Section 2 : Heuristic function, A* search, and its modified algorithms
Commentary
Section Goals
- To discuss heuristic functions and informed (heuristic) search strategies.
- To analyse informed search algorithms, such as A*, for improved variants for problem-solving.
Learning Objectives
Learning Objective 1
- Explain the rationale and function of information in improving search.
- Define the following concepts or terms: -
- Best first search
- Heuristic function
- Informed search
- A* search
- Admissible heuristic
- Iterative-deepening A* (IDA*)
- Recursive best-first search (RBFS)
- Memory bounded A* and SMA*
- Parallel search
- Name the state-of-the-art search techniques.

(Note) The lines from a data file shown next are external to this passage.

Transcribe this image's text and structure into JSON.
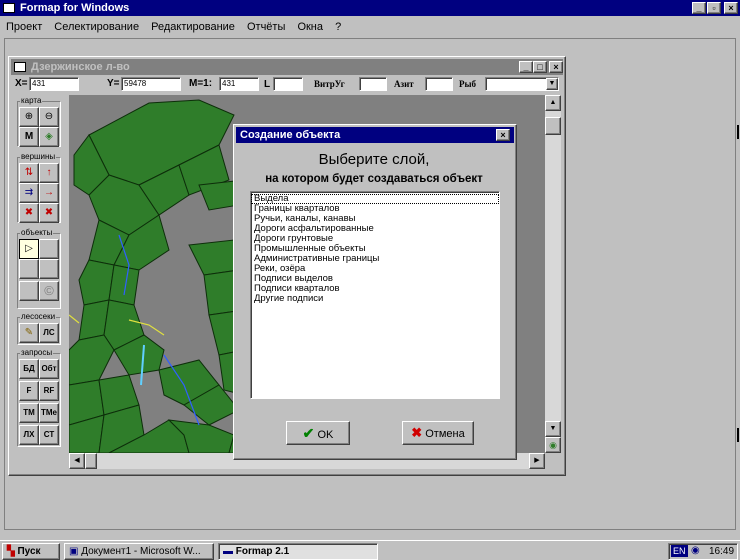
{
  "app": {
    "title": "Formap for Windows",
    "menu": [
      "Проект",
      "Селектирование",
      "Редактирование",
      "Отчёты",
      "Окна",
      "?"
    ]
  },
  "map_window": {
    "title": "Дзержинское л-во",
    "fields": {
      "x_label": "X=",
      "x_value": "431",
      "y_label": "Y=",
      "y_value": "59478",
      "m_label": "M=1:",
      "m_value": "431",
      "l_label": "L",
      "vitr_label": "ВитрУг",
      "azim_label": "Азит",
      "rib_label": "Рыб"
    },
    "toolbox": {
      "groups": [
        "карта",
        "вершины",
        "объекты",
        "лесосеки",
        "запросы"
      ],
      "text_buttons": [
        "М",
        "ЛС",
        "БД",
        "Обт",
        "F",
        "RF",
        "ТМ",
        "ТМе",
        "ЛХ",
        "СТ"
      ]
    }
  },
  "dialog": {
    "title": "Создание объекта",
    "heading": "Выберите слой,",
    "subheading": "на котором будет создаваться объект",
    "layers": [
      "Выдела",
      "Границы кварталов",
      "Ручьи, каналы, канавы",
      "Дороги асфальтированные",
      "Дороги грунтовые",
      "Промышленные объекты",
      "Административные границы",
      "Реки, озёра",
      "Подписи выделов",
      "Подписи кварталов",
      "Другие подписи"
    ],
    "ok_label": "OK",
    "cancel_label": "Отмена"
  },
  "taskbar": {
    "start_label": "Пуск",
    "tasks": [
      "Документ1 - Microsoft W...",
      "Formap 2.1"
    ],
    "lang": "EN",
    "clock": "16:49"
  },
  "colors": {
    "titlebar_active": "#000080",
    "map_green": "#2f7d2a",
    "map_background": "#808080"
  }
}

- Explain when A* is optimal.
- Implementing and testing A* and recursive best-first search algorithms.
Objective Readings
Required Readings
Reading topics:
Informed (Heuristic) Search Strategies (see Section 3.5 of AIMA3ed)
Supplemental Readings
Mahanti, A. and Daniels, C. J. (1993). A SIMD approach to parallel heuristic search. Artificial Intelligence, 60(2), 243-282.
Objective Questions
- What are the differences between A* search, best-first search, and tree search?
- What does 'consistency' mean when referring to heuristic function?
- What kind of heuristics are good, and how are good heuristics constructed?
Objective Activities
- Summarize the most recent papers on AI searching from the Journal of Artificial Intelligence Research, and report your findings through the online conference.
- Explore the following search-related programs from the textbook's website.
- Best-First-Search
- A* - Search
- Recursive-Best-First-Search
- Complete Exercise 3.28 of AIMA3ed.
- Complete Exercise 3.29 of AIMA3ed.
Learning Objective 2
- Describe the following concepts or terms in relation to heuristics:
- Domination
- Relaxed problem
- Subproblem
- Pattern databases
- Explain how the above concepts or terms are related to heuristic function design.
- Describe the general principle involved in inventing admissible heuristic functions.
Objective Readings
Required Readings
Reading topics:
Heuristic Functions (see Section 3.6 of AIMA3ed).
Supplemental Readings
Bulitko, V., Lustrek, M., Schaeffer, J., Bjornsson, Y., and Sigmundarson S. (2008). Dynamic Control in Real-Time Heuristic Search. Journal of Artificial Intelligence Research, 32, 419-452.
Objective Questions
- How are heuristic functions chosen if there is a collection of admissible heuristics?
- How can learning help to produce good heuristics?
- How can one invent admissible heuristic functions?
Objective Activities
- Analyse the supplemental readings for recent research on heuristics. This work can be done jointly with Section 4 of this unit.
- Complete Exercise 3.31 of AIMA3ed.
- Complete Exercise 3.32 of AIMA3ed (Optional).